There are several important extensions to mediawiki that Wikipedia depends on. You can view all of them by going to http://en.wikipedia.org/wiki/Special:Version, which shows everything Wikipedia is currently using. You can get the latest versions of all the extensions with:

$ svn co http://svn.wikimedia.org/svnroot/mediawiki/trunk/extensions extensions

svn is the client command for http://subversion.tigris.org/. It’s a revision control system that eliminates most of the issues people had with CVS (and rcs before that). The command above will check out all the extensions code into a new directory on your system named extensions.

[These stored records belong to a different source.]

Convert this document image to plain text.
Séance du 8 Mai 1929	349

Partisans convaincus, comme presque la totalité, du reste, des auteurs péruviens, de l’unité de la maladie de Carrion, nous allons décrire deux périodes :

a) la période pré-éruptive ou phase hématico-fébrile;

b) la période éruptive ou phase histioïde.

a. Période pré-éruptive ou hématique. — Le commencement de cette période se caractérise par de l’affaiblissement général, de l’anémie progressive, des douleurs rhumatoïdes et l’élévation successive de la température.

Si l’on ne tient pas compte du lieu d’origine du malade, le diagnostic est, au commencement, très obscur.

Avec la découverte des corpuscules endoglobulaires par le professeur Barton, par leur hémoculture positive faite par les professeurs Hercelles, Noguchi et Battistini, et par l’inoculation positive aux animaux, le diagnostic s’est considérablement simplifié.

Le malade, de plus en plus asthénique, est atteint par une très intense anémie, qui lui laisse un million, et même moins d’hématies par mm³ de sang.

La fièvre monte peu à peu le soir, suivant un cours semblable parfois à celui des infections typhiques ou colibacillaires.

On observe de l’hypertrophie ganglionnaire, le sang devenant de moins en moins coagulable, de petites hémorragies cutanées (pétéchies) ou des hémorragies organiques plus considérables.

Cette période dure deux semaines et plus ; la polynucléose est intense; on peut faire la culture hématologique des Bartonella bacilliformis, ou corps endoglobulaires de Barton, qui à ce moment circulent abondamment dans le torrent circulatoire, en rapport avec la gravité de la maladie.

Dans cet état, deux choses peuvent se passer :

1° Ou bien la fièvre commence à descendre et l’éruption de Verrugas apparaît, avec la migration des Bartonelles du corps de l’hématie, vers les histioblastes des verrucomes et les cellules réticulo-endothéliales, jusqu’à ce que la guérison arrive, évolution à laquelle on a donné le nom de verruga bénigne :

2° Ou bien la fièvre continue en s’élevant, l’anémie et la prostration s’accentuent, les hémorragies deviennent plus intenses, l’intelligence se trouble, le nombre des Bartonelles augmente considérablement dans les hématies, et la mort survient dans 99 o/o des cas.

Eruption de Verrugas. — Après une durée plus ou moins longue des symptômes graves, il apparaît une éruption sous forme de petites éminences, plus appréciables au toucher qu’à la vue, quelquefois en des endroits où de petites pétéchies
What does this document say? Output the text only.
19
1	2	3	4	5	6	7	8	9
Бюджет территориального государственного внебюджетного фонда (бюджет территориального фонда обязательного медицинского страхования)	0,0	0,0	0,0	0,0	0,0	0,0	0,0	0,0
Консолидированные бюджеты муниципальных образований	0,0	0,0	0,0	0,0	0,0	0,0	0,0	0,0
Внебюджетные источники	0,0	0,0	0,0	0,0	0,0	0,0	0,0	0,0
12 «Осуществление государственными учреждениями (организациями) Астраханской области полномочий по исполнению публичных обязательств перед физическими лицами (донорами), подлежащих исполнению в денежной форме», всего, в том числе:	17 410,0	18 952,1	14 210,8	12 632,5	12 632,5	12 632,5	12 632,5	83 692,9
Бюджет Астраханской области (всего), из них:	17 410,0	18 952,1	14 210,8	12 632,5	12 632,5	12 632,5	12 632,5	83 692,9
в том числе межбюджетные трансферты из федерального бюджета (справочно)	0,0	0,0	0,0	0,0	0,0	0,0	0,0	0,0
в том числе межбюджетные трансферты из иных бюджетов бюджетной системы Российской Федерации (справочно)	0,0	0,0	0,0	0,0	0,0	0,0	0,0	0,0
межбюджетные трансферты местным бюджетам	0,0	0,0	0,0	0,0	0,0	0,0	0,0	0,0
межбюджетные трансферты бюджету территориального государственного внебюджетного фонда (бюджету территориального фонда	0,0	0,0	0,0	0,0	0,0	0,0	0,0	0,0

The important extensions are the parser functions, citation functions, CategoryTree and WikiHero. Here’s how you install these from the extensions directory that svn created.

Parser functions:

$ cd extensions/ParserFunctions
$ mkdir /var/www/extensions/ParserFunctions
$ cp Expr.php ParserFunctions.php SprintfDateCompat.php /var/www/extensions/ParserFunctions
$ cat >> /var/www/LocalSettings.php
require_once("$IP/extensions/ParserFunctions/ParserFunctions.php");
$wgUseTidy = true;
^d

(the last four lines just add those PHP commands to the LocalSettings.php file. It’s probably easier to just use a text editor.

Citation functions:

$ cd ../Cite
$ mkdir /var/www/extensions/Cite
$ cp Cite.php Cite.i18n.php /var/www/extensions/Cite/
$ cat >> /var/www/LocalSettings.php
require_once("$IP/extensions/Cite/Cite.php");
^d

CategoryTree:

$ cd ..
$ tar cf - CategoryTree/ | (cd /var/www/extensions/; tar xvf -)
$ cat >> /var/www/LocalSettings.php
$wgUseAjax = true;
require_once("$IP/extensions/CategoryTree/CategoryTree.php");
^d

WikiHero:

$ tar cf - wikihiero | (cd /var/www/extensions/; tar xvf -)
$ cat >> /var/www/LocalSettings.php
require_once("$IP/extensions/wikihiero/wikihiero.php");
^d

If you want the math to show up properly, you’ll need to have LaTeX, dvips, convert (from the ImageMagick suite), GhostScript, and an OCaml setup to build the code. Here’s how to do it:

$ cd /var/www/math
$ make
$ mkdir ../images/tmp
$ mkdir ../images/math
$ sudo chown -R www-data ../images/

My web server runs as user www-data. If yours uses a different account, that’s what you’d change the images directories to be owned by. Alternatively, you could use chmod -R 777 ../images to make them writeable by anyone.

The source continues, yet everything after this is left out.